Проблема сохранения уникального животного мира Африки стала проблемой интернациональной. Как известно, стада крупных копытных, еще в XIX веке неисчислимые, к началу XX века были практически уничтожены. Жалкие остатки их сохранились лишь на территории немногих национальных парков и резерватов. Стараниями правительств молодых африканских стран и энтузиастов (среди которых в первую очередь нужно назвать профессора Б. Гржимека и его сына Михаэля) эта сеть «последних убежищ» укрепилась. Торжествовать победу, однако, было рано. Опасность пришла совсем не с той стороны, откуда ее ждали. Под охраной человека травоядные животные стали беспрепятственно размножаться на охраняемых территориях, тем более что для того, чтобы это размножение шло еще интенсивнее, были уничтожены хищники. В результате национальные парки очень скоро оказались перенаселены — ведь биологическое равновесие было нарушено. Пастбища начали необратимо деградировать, а животные — голодать. Мигрировать же им было просто некуда, так как все земли вокруг парков приспособлены под нужды сельского хозяйства. Для того чтобы найти выход из создавшегося положения, необходимо изучить биологию всех видов животных, населяющих национальные парки, и прежде всего — хищников. Ведь хищники, охотясь на копытных, регулируют их численность.

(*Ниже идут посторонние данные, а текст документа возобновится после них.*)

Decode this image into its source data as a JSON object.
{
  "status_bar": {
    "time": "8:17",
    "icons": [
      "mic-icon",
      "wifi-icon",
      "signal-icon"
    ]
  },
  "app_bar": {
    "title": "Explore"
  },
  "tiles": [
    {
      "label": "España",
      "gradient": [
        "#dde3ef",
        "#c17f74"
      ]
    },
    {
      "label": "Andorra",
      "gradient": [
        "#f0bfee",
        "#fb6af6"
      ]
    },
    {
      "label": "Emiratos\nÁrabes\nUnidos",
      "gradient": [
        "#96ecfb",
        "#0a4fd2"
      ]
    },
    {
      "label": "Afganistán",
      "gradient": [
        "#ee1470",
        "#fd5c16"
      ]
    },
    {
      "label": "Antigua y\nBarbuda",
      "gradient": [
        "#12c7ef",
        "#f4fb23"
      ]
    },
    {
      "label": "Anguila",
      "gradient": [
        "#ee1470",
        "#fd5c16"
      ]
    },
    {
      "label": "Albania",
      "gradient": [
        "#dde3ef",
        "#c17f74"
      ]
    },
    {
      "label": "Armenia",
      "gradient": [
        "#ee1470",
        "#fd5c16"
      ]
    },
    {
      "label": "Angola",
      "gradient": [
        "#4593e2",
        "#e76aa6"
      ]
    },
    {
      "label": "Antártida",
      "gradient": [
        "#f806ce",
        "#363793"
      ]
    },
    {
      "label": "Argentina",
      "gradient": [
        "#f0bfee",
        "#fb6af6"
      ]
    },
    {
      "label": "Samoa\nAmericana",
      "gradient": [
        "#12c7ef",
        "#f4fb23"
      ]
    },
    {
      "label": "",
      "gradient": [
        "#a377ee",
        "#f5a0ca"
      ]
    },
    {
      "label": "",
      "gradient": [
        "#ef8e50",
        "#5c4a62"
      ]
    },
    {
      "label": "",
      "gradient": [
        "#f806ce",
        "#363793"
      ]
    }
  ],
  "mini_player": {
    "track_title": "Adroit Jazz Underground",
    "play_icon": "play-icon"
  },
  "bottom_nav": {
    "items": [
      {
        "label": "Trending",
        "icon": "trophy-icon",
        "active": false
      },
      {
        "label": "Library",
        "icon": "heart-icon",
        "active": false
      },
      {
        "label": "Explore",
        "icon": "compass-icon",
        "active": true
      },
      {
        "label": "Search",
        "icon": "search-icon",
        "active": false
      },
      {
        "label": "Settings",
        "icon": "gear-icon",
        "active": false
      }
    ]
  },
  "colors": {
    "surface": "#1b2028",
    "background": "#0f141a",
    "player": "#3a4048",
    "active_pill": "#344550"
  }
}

В начале 60-х годов был создан международный институт имени Михаэля Гржимека по изучению биологии африканских животных с главной квартирой в Серенгети, крупнейшем национальном парке Восточной Африки. Туда-то и был приглашен Джордж Шаллер. Круг вопросов, стоявших перед Шеллером, был необычайно широк, и надо сказать, что работу свою он выполнил.
Методы Шаллера не новы, но при изучении львов они применялись впервые. Я имею в виду телеметрию, обследования обездвиженного животного, наблюдения за маркированными зверями и т. д. У нас такие исследования тоже входят в практику, в частности, в отношении белого медведя. В будущем они сулят интереснейшие перспективы.
Конечно, достаточно объективно и полно оценить значение работы Шаллера можно будет лишь после появления научных публикаций. Но даже этот небольшой очерк значительно расширяет наши знания о львах. Наиболее неожиданными, а потому интересными мне представляются сведения о необычайно высокой смертности среди молодняка, о каннибализме, о взаимоотношениях с гиенами, об оседлости большей части львов. Старые представления об отношениях хищника и жертвы пересматриваются повсеместно, и работа Шаллера дает прекрасный материал для решения вопроса в целом.
Мне выпало счастье многократно наблюдать львов в их родной обстановке в Танзании, Кении и Уганде, и я полностью разделяю симпатии Джорджа Шаллера. Действительно, есть что-то покоряющее, что-то глубоко волнующее во внешности и поведении взрослого льва. Однако не следует забывать, что лев — опасный зверь и работа с ним требует не только терпения, времени и расторопности (как пишет Шаллер), но и изрядного мужества. Проведенное недавно в Африке статистическое обследование всех случаев гибели людей от нападения животных показало, что льву в этом печальном списке принадлежит второе после крокодила место.